The USG, through the various agencies, will continue to support the Government of Senegal in achieving its goal of maintaining a national HIV prevalence below two percent. Coordination with Global Fund projects will be reinforced for a rational use of resources. These combined efforts will significantly contribute to overall family health and directly support USG foreign assistance priorities for FY 2010.

Sierra Leone (Total GHCS-State: $500,000)

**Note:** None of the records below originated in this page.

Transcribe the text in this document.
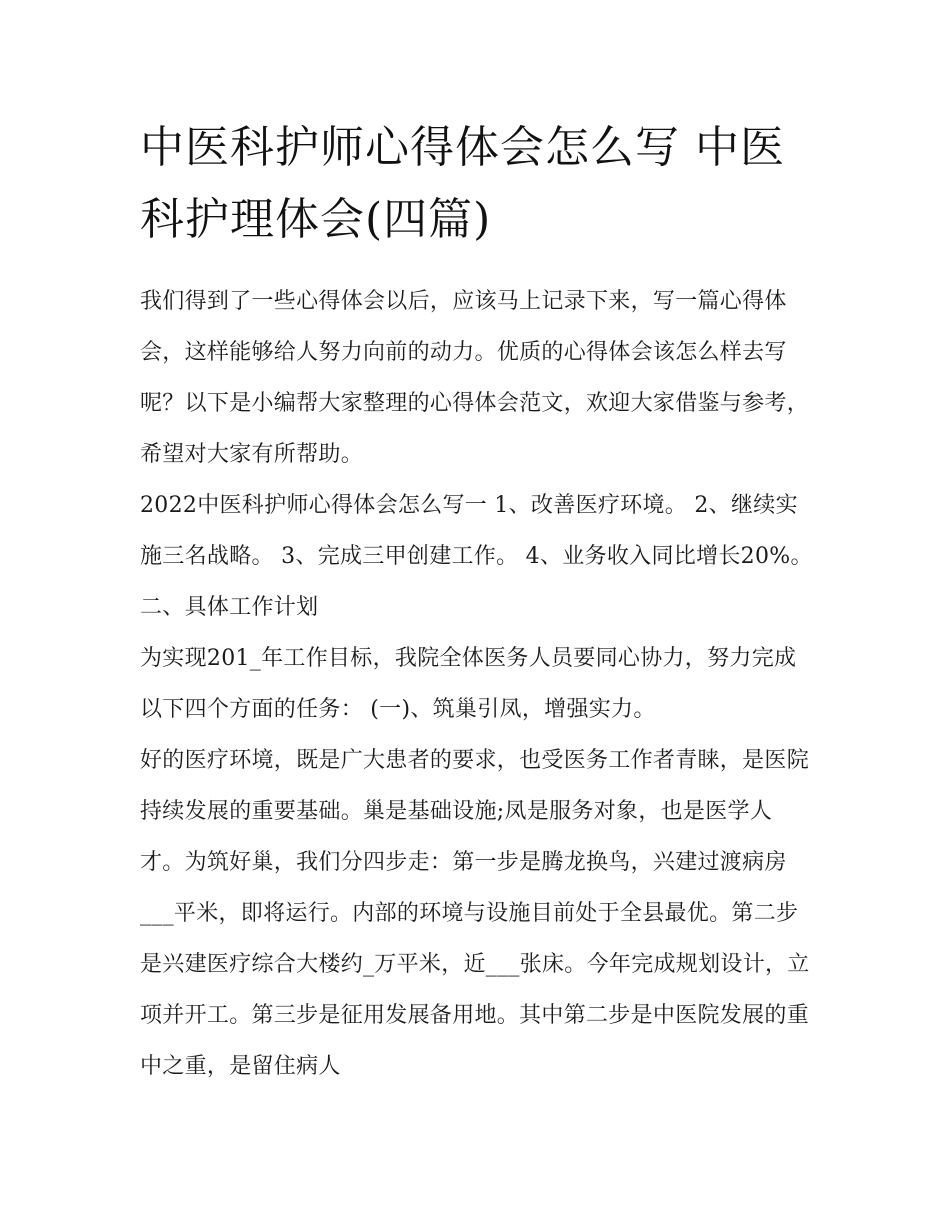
中医科护师心得体会怎么写 中医科护理体会(四篇)

我们得到了一些心得体会以后，应该马上记录下来，写一篇心得体会，这样能够给人努力向前的动力。优质的心得体会该怎么样去写呢？以下是小编帮大家整理的心得体会范文，欢迎大家借鉴与参考，希望对大家有所帮助。

2022中医科护师心得体会怎么写一 1、改善医疗环境。 2、继续实施三名战略。 3、完成三甲创建工作。 4、业务收入同比增长20%。 二、具体工作计划

为实现201_年工作目标，我院全体医务人员要同心协力，努力完成以下四个方面的任务： (一)、筑巢引凤，增强实力。

好的医疗环境，既是广大患者的要求，也受医务工作者青睐，是医院持续发展的重要基础。巢是基础设施;凤是服务对象，也是医学人才。为筑好巢，我们分四步走：第一步是腾龙换鸟，兴建过渡病房___平米，即将运行。内部的环境与设施目前处于全县最优。第二步是兴建医疗综合大楼约_万平米，近___张床。今年完成规划设计，立项并开工。第三步是征用发展备用地。其中第二步是中医院发展的重中之重，是留住病人
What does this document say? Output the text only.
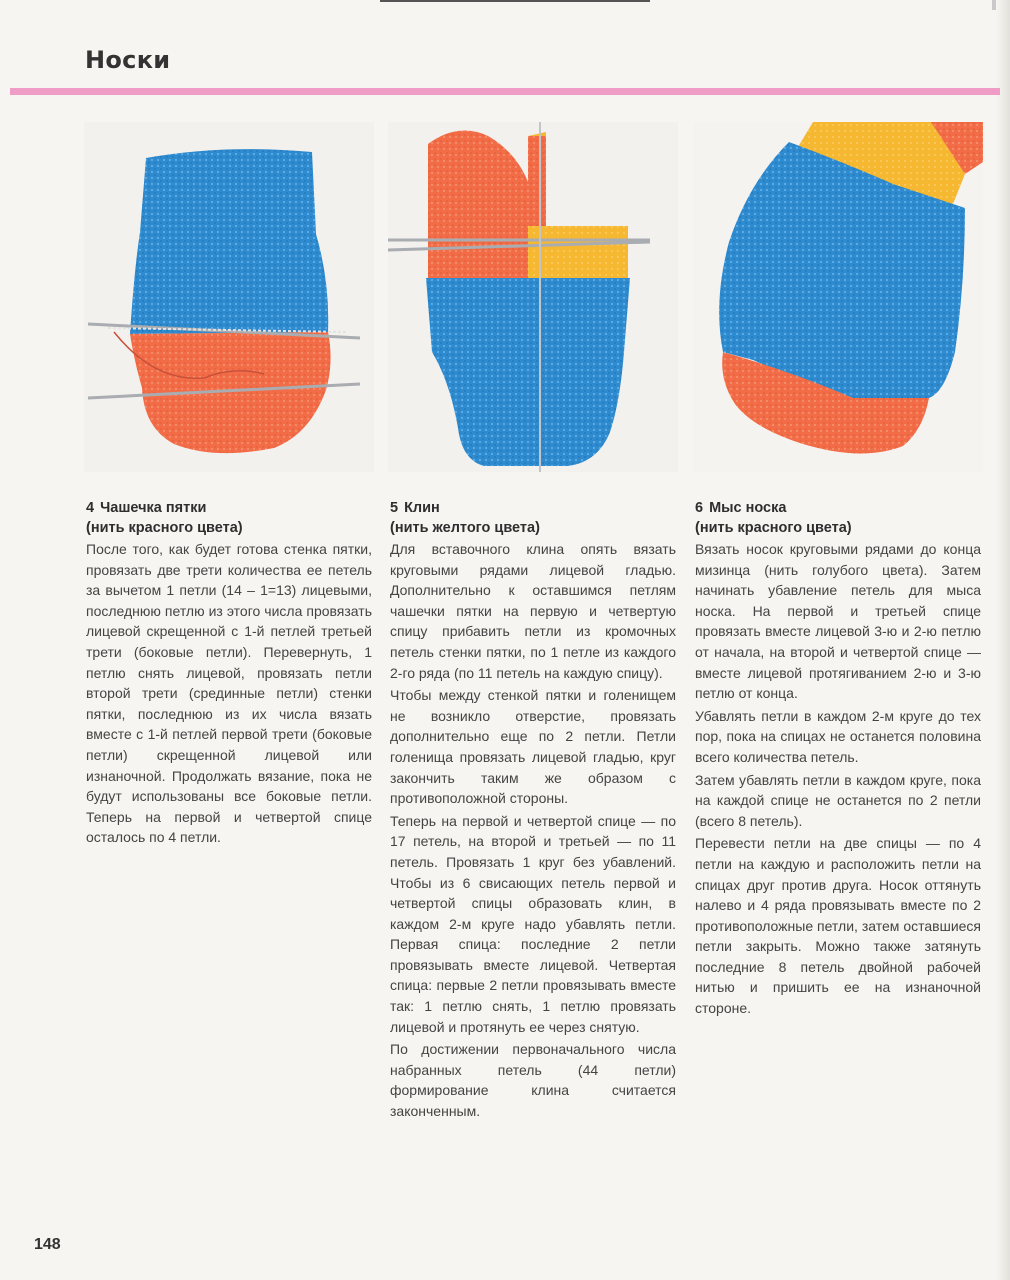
Носки
4 Чашечка пятки
(нить красного цвета)

После того, как будет готова стенка пятки, провязать две трети количества ее петель за вычетом 1 петли (14 – 1=13) лицевыми, последнюю петлю из этого числа провязать лицевой скрещенной с 1-й петлей третьей трети (боковые петли). Перевернуть, 1 петлю снять лицевой, провязать петли второй трети (срединные петли) стенки пятки, последнюю из их числа вязать вместе с 1-й петлей первой трети (боковые петли) скрещенной лицевой или изнаночной. Продолжать вязание, пока не будут использованы все боковые петли. Теперь на первой и четвертой спице осталось по 4 петли.

5 Клин
(нить желтого цвета)

Для вставочного клина опять вязать круговыми рядами лицевой гладью. Дополнительно к оставшимся петлям чашечки пятки на первую и четвертую спицу прибавить петли из кромочных петель стенки пятки, по 1 петле из каждого 2-го ряда (по 11 петель на каждую спицу).

Чтобы между стенкой пятки и голенищем не возникло отверстие, провязать дополнительно еще по 2 петли. Петли голенища провязать лицевой гладью, круг закончить таким же образом с противоположной стороны.

Теперь на первой и четвертой спице — по 17 петель, на второй и третьей — по 11 петель. Провязать 1 круг без убавлений. Чтобы из 6 свисающих петель первой и четвертой спицы образовать клин, в каждом 2-м круге надо убавлять петли. Первая спица: последние 2 петли провязывать вместе лицевой. Четвертая спица: первые 2 петли провязывать вместе так: 1 петлю снять, 1 петлю провязать лицевой и протянуть ее через снятую.

По достижении первоначального числа набранных петель (44 петли) формирование клина считается законченным.

6 Мыс носка
(нить красного цвета)

Вязать носок круговыми рядами до конца мизинца (нить голубого цвета). Затем начинать убавление петель для мыса носка. На первой и третьей спице провязать вместе лицевой 3-ю и 2-ю петлю от начала, на второй и четвертой спице — вместе лицевой протягиванием 2-ю и 3-ю петлю от конца.

Убавлять петли в каждом 2-м круге до тех пор, пока на спицах не останется половина всего количества петель.

Затем убавлять петли в каждом круге, пока на каждой спице не останется по 2 петли (всего 8 петель).

Перевести петли на две спицы — по 4 петли на каждую и расположить петли на спицах друг против друга. Носок оттянуть налево и 4 ряда провязывать вместе по 2 противоположные петли, затем оставшиеся петли закрыть. Можно также затянуть последние 8 петель двойной рабочей нитью и пришить ее на изнаночной стороне.

148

HHS/CDC ($500,000): FY 2010 GHCS-State funds will provide technical and financial assistance to the establishment and expansion of a national infectious disease surveillance system that includes HIV/AIDS. CDC will provide technical assistance to the Sierra Leonean Ministry of Health and Sanitation (MOHS) to facilitate the establishment of a national laboratory policy and strategic plan, improve HIV laboratory services, integrate HIV case reporting into the surveillance system, and establish a technical work group to direct and oversee an evaluation of the surveillance system. With the findings of the evaluation, the technical work group will guide the development of a national surveillance strategic plan in order to better identify and allocate resources to develop a cadre of laboratory technicians and health professionals. In addition, CDC will provide technical assistance to ensure the MOHS has the appropriate laboratory equipment, infrastructure, quality assurance systems, and human resource capacity necessary to support testing for early infant diagnosis (EID) of HIV. CDC will also provide technical assistance to link PMTCT and pediatric antiretroviral therapy (ART) programs with laboratory activities. Lastly, CDC will develop a pre-service training curriculum in quality management at a local educational institution for laboratory technicians and technologists.

Southern Africa Regional (Total GHCS-State: $1,800,000)

USAID ($1,800,000): Funding will support the USAID/Regional HIV/AIDS Program (RHAP). PEPFAR funding for the RHAP will support activities in ten southern African countries and regional organizations, providing regional expertise to strengthen the quality and impact of HIV/AIDS programs in the region; strengthen the indigenous regional response and offer economies of scale; and allow for the sharing, adaptation, and replication of evidenced-based approaches. Funding will support human resource capacity, technical assistance within the region, and critical operations costs.